Before going into an answer, I want to normalize the feelings behind the question. I’ve been privileged to hear the inner worlds of some of the highest achievers in the world, and I can tell you that doubt, fear, impostor syndrome, uncertainty about how to add value or get clarity are all extremely common, even (perhaps especially) amongst people driven to succeed.

It’s not surprising to me that these feelings would arise in a dislocation like what we’re experiencing now. It’s a double whammy—we’ve all lost many of our everyday touchpoints (like being in the office) on top of macro uncertainty. This means that our brains are trying to make sense of a new, uncertain context, without the typical signals that help us make sense of it. When we can’t make sense of things, we’ll almost always retreat into fear narratives about ourselves and others.

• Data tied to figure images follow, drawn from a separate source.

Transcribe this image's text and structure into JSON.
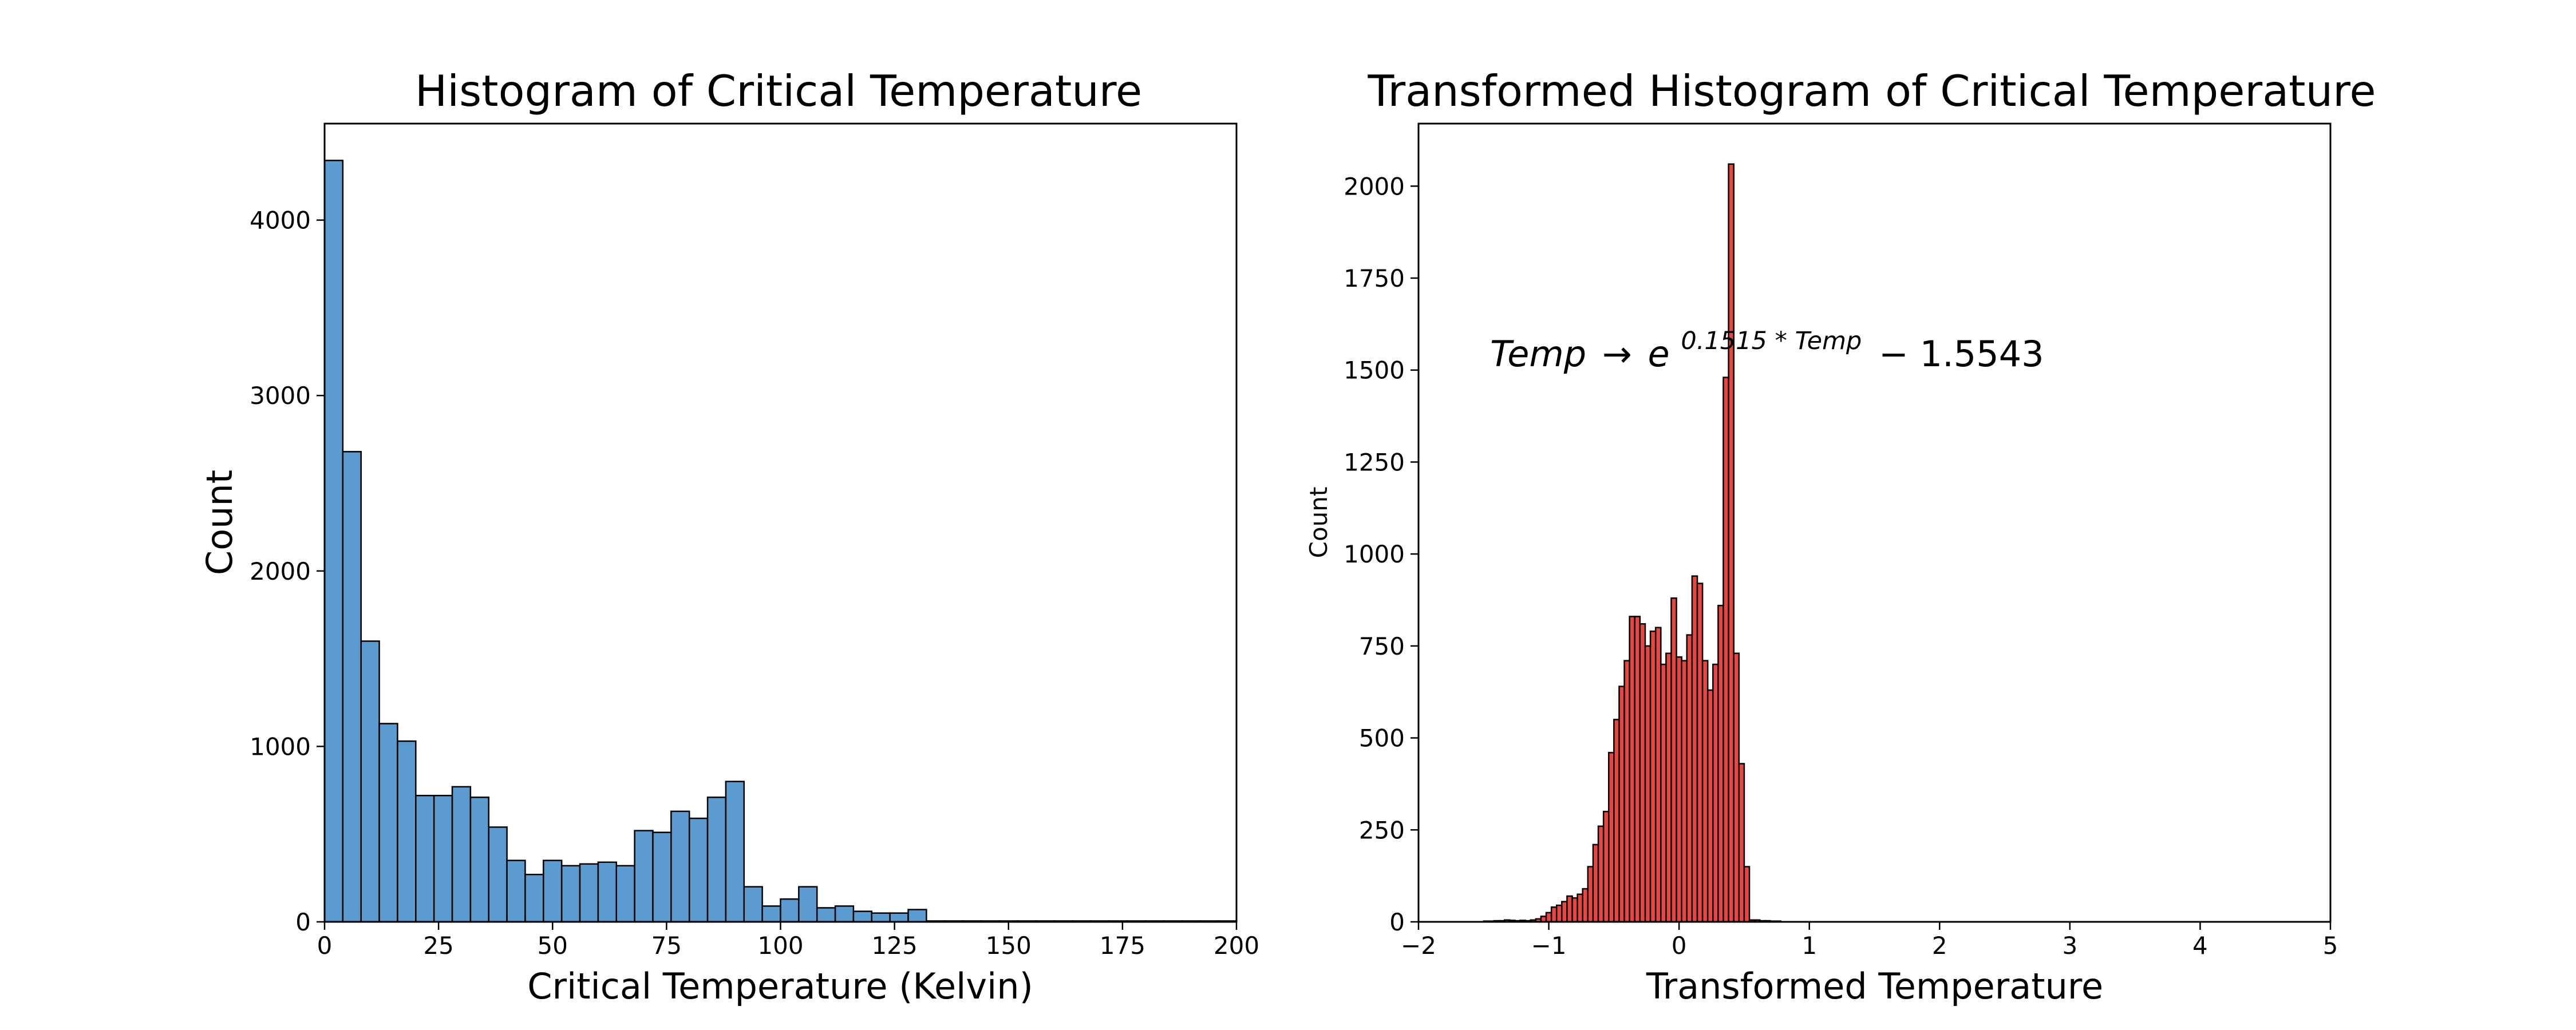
{
  "chart_data": [
    {
      "type": "bar",
      "title": "Histogram of Critical Temperature",
      "xlabel": "Critical Temperature (Kelvin)",
      "ylabel": "Count",
      "xlim": [
        0,
        200
      ],
      "ylim": [
        0,
        4550
      ],
      "xticks": [
        "0",
        "25",
        "50",
        "75",
        "100",
        "125",
        "150",
        "175",
        "200"
      ],
      "xtick_values": [
        0,
        25,
        50,
        75,
        100,
        125,
        150,
        175,
        200
      ],
      "yticks": [
        "0",
        "1000",
        "2000",
        "3000",
        "4000"
      ],
      "ytick_values": [
        0,
        1000,
        2000,
        3000,
        4000
      ],
      "bin_width": 4,
      "bin_start": 0,
      "values": [
        4340,
        2680,
        1600,
        1130,
        1030,
        720,
        720,
        770,
        710,
        540,
        350,
        270,
        350,
        320,
        330,
        340,
        320,
        520,
        510,
        630,
        590,
        710,
        800,
        200,
        90,
        130,
        200,
        80,
        90,
        60,
        50,
        50,
        70,
        5,
        5,
        5,
        5,
        5,
        5,
        5,
        5,
        5,
        5,
        5,
        5,
        5,
        5,
        5,
        5,
        5
      ],
      "bar_color": "#5b9bd0",
      "grid": false
    },
    {
      "type": "bar",
      "title": "Transformed Histogram of Critical Temperature",
      "xlabel": "Transformed Temperature",
      "ylabel": "Count",
      "xlim": [
        -2,
        5
      ],
      "ylim": [
        0,
        2170
      ],
      "xticks": [
        "−2",
        "−1",
        "0",
        "1",
        "2",
        "3",
        "4",
        "5"
      ],
      "xtick_values": [
        -2,
        -1,
        0,
        1,
        2,
        3,
        4,
        5
      ],
      "yticks": [
        "0",
        "250",
        "500",
        "750",
        "1000",
        "1250",
        "1500",
        "1750",
        "2000"
      ],
      "ytick_values": [
        0,
        250,
        500,
        750,
        1000,
        1250,
        1500,
        1750,
        2000
      ],
      "bin_width": 0.04,
      "bin_start": -1.5,
      "values": [
        2,
        2,
        3,
        3,
        5,
        4,
        3,
        4,
        3,
        5,
        8,
        15,
        25,
        40,
        45,
        55,
        70,
        65,
        75,
        90,
        150,
        210,
        260,
        300,
        460,
        550,
        640,
        710,
        830,
        830,
        810,
        750,
        790,
        800,
        700,
        730,
        880,
        720,
        710,
        780,
        940,
        920,
        710,
        630,
        700,
        860,
        1480,
        2060,
        730,
        430,
        150,
        5,
        5,
        3,
        3,
        2,
        2
      ],
      "bar_color": "#e8473f",
      "grid": false,
      "annotation": {
        "base": "Temp",
        "arrow": "→",
        "exp_base": "e",
        "exponent": "0.1515 * Temp",
        "tail": "− 1.5543"
      }
    }
  ]
}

For the tenor of this specific question, it sounds like a loss of clarity about vision and goals (and how your responsibilities help achieve them). And the typical way you’d resolve that confusion (go to your manager) feels inaccessible because of stories about their own overwhelming situations (maybe true, maybe not).

I’d recommend carving out 30 minutes or so for yourself to step back and reorient to the larger vision for the company, your current goals, and your current responsibilities.

What is most important to achieve right now? Do your current goals/responsibilities still map to that, or has COVID changed that picture?

If the latter is true, you will want to sync with your manager. However, do so after having done the heavy sensemaking work for them.

For that, step back and write down:

  1. The big-picture vision.

  2. Your understanding of the current most important goals for your team and the broader firm, and how they support that vision.

  3. How you understand those goals to have changed (or not) because of COVID.

Then, take a moment to look at that picture, and write down a few hypotheses for how you could change your responsibilities or try new things to help achieve those goals.

Once you’ve done this, you can go to your manager with a clear picture of how you’re holding the broader firm/company goals, how you believe they’ve changed, what that means for your responsibilities, and potential new things you’d like to try to add more value toward those goals.

Having done the sensemaking work for them, it can be a quick sync conversation (that may give them inspiration as well!) rather than a murky problem they have to drop down to fix.

REFLECT
  • What signs have you seen of your colleagues having a difficult time with the COVID context?

  • Have you tried to help? How? If not, why not?

  • What were the results?

TRY
  • Write down a question related to a current sensemaking struggle in your professional life.